Monday, July 12, 2004

Request for Help - A Tough Blakely Question

A reader of this blog has written to me in the hopes that other readers of this blog might offer some advice. He poses a tough question, which you can respond to using the comments or by emailing me (if you too want to conceal your identity) at jph2026@columbia.edu. The readers asks the following:

I'm representing a defendant in a typical federal drug conspiracy case, who is facing a plea or trial decision in the next week. I'm contemplating making a motion to strike or dismiss Blakely-mandated sentencing factors I expect to see shortly in a superseding indictment. This would serve my long-term goal of trying to get a ruling that the non-offending portions of the guidelines are not severable so the judge will simply be able to impose an entirely discretionary sentence. See Croxford,

Freed of all restrictions, the judge would likely give probation if my client pleaded guilty but the indictment alleges an 841(b)(1)(A) conspiracy, with a ten-year mandatory minimum based on drugs actually recovered. As you know, section 3553(f) provides for so-called "safety-valve" relief from mandatory minimums but disqualifies defendants who were "supervisor[s] of others in the offense," section 3553(f)(4). My client, a drug dealer's girlfriend who "recruited" a courier, would likely be disqualified under this provision, regardless of whether the determination were made by a judge or jury. Accordingly, unless I could knock out this provision from the safety-valve statute, my client wouldn't be able to get less than the ten-year mandatory minimum sentence.

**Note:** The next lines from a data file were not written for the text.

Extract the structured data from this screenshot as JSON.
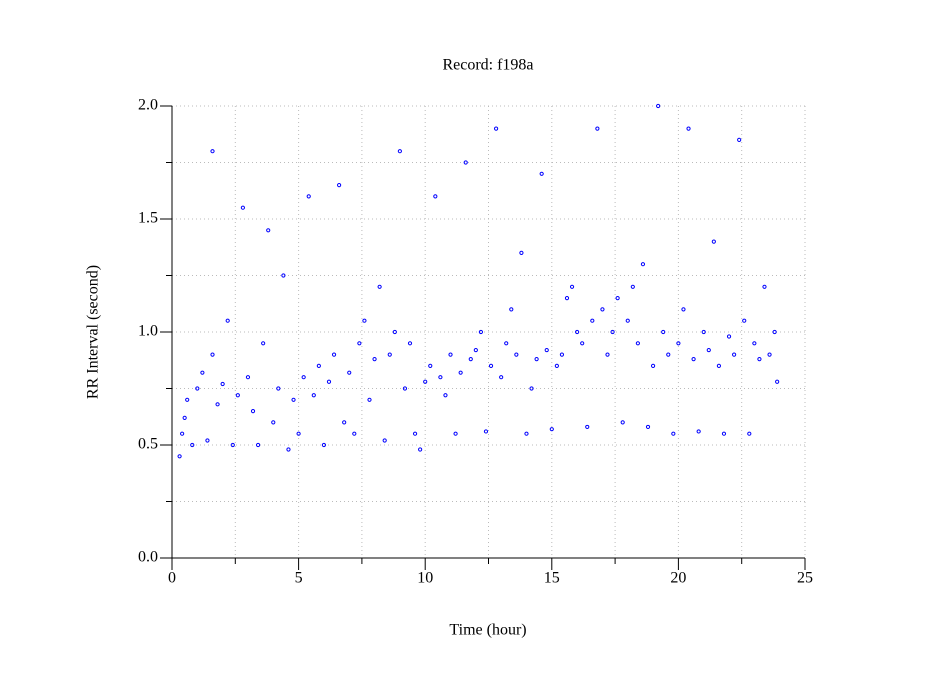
{
  "chart_data": {
    "type": "scatter",
    "title": "Record:  f198a",
    "x_label": "Time (hour)",
    "y_label": "RR Interval (second)",
    "color": "#0000ff",
    "grid": true,
    "xlim": [
      0,
      25
    ],
    "xticks": [
      0,
      5,
      10,
      15,
      20,
      25
    ],
    "xminorticks": [
      2.5,
      7.5,
      12.5,
      17.5,
      22.5
    ],
    "ylim": [
      0,
      2
    ],
    "yticks": [
      {
        "value": 0,
        "label": "0.0"
      },
      {
        "value": 0.5,
        "label": "0.5"
      },
      {
        "value": 1,
        "label": "1.0"
      },
      {
        "value": 1.5,
        "label": "1.5"
      },
      {
        "value": 2,
        "label": "2.0"
      }
    ],
    "yminorticks": [
      0.25,
      0.75,
      1.25,
      1.75
    ],
    "x": [
      0.3,
      0.4,
      0.5,
      0.6,
      0.8,
      1.0,
      1.2,
      1.4,
      1.6,
      1.6,
      1.8,
      2.0,
      2.2,
      2.4,
      2.6,
      2.8,
      3.0,
      3.2,
      3.4,
      3.6,
      3.8,
      4.0,
      4.2,
      4.4,
      4.6,
      4.8,
      5.0,
      5.2,
      5.4,
      5.6,
      5.8,
      6.0,
      6.2,
      6.4,
      6.6,
      6.8,
      7.0,
      7.2,
      7.4,
      7.6,
      7.8,
      8.0,
      8.2,
      8.4,
      8.6,
      8.8,
      9.0,
      9.2,
      9.4,
      9.6,
      9.8,
      10.0,
      10.2,
      10.4,
      10.6,
      10.8,
      11.0,
      11.2,
      11.4,
      11.6,
      11.8,
      12.0,
      12.2,
      12.4,
      12.6,
      12.8,
      13.0,
      13.2,
      13.4,
      13.6,
      13.8,
      14.0,
      14.2,
      14.4,
      14.6,
      14.8,
      15.0,
      15.2,
      15.4,
      15.6,
      15.8,
      16.0,
      16.2,
      16.4,
      16.6,
      16.8,
      17.0,
      17.2,
      17.4,
      17.6,
      17.8,
      18.0,
      18.2,
      18.4,
      18.6,
      18.8,
      19.0,
      19.2,
      19.4,
      19.6,
      19.8,
      20.0,
      20.2,
      20.4,
      20.6,
      20.8,
      21.0,
      21.2,
      21.4,
      21.6,
      21.8,
      22.0,
      22.2,
      22.4,
      22.6,
      22.8,
      23.0,
      23.2,
      23.4,
      23.6,
      23.8,
      23.9
    ],
    "values": [
      0.45,
      0.55,
      0.62,
      0.7,
      0.5,
      0.75,
      0.82,
      0.52,
      0.9,
      1.8,
      0.68,
      0.77,
      1.05,
      0.5,
      0.72,
      1.55,
      0.8,
      0.65,
      0.5,
      0.95,
      1.45,
      0.6,
      0.75,
      1.25,
      0.48,
      0.7,
      0.55,
      0.8,
      1.6,
      0.72,
      0.85,
      0.5,
      0.78,
      0.9,
      1.65,
      0.6,
      0.82,
      0.55,
      0.95,
      1.05,
      0.7,
      0.88,
      1.2,
      0.52,
      0.9,
      1.0,
      1.8,
      0.75,
      0.95,
      0.55,
      0.48,
      0.78,
      0.85,
      1.6,
      0.8,
      0.72,
      0.9,
      0.55,
      0.82,
      1.75,
      0.88,
      0.92,
      1.0,
      0.56,
      0.85,
      1.9,
      0.8,
      0.95,
      1.1,
      0.9,
      1.35,
      0.55,
      0.75,
      0.88,
      1.7,
      0.92,
      0.57,
      0.85,
      0.9,
      1.15,
      1.2,
      1.0,
      0.95,
      0.58,
      1.05,
      1.9,
      1.1,
      0.9,
      1.0,
      1.15,
      0.6,
      1.05,
      1.2,
      0.95,
      1.3,
      0.58,
      0.85,
      2.0,
      1.0,
      0.9,
      0.55,
      0.95,
      1.1,
      1.9,
      0.88,
      0.56,
      1.0,
      0.92,
      1.4,
      0.85,
      0.55,
      0.98,
      0.9,
      1.85,
      1.05,
      0.55,
      0.95,
      0.88,
      1.2,
      0.9,
      1.0,
      0.78
    ]
  }
}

Therefore, I'm trying (without great hope, I'm afraid) to develop the following argument: While the guidelines are non-severable, section 3553(f) itself is. The court should stike subsection 3553(f)(4)--because it cross references a "determination" that was supposed to have been made under now-defunct guidelines section 5C1.2. It should then determine safety-valve eligibility without regard to role in the offense because there will no longer be any possibility of "determin[ing] under the sentencing guidelines," whether the defendant had a supervisory role.

I'm afraid that even if the court finds the guidelines non-severable, the cross reference to a "determination under the sentencing guidelines" will simply be transformed into a determination under 3553(f)(4) itself using caselaw developed under the defunct guidelines provision. Theoretically, freed somewhat from jurisprudence under the former guidelines, the court could articulate a more restrictive (and more favorable) common-law definition of "supervisor" under 3553(f)(4) itself. Nevertheless, I would be surprised if it differed materially from the old interpretations under section 5C1.2 and I would expect all of that caselaw under the former guidelines to be applied by analogy. Moreover, as Congress clearly intended 3553(f) to apply only to non-supervisors, it would be challenging to argue that 3553(f)(4) could be severed so that the other safety-valve factors (which my client could satisfy) should be applied without regard to consideration of whether a defendant had an aggravating role in the offense.

So, this seems like a daunting challenge but I wonder if anyone else has any thoughts on how to use Blakely to invalidate cross references to guideline provisions in this or other criminal statutes.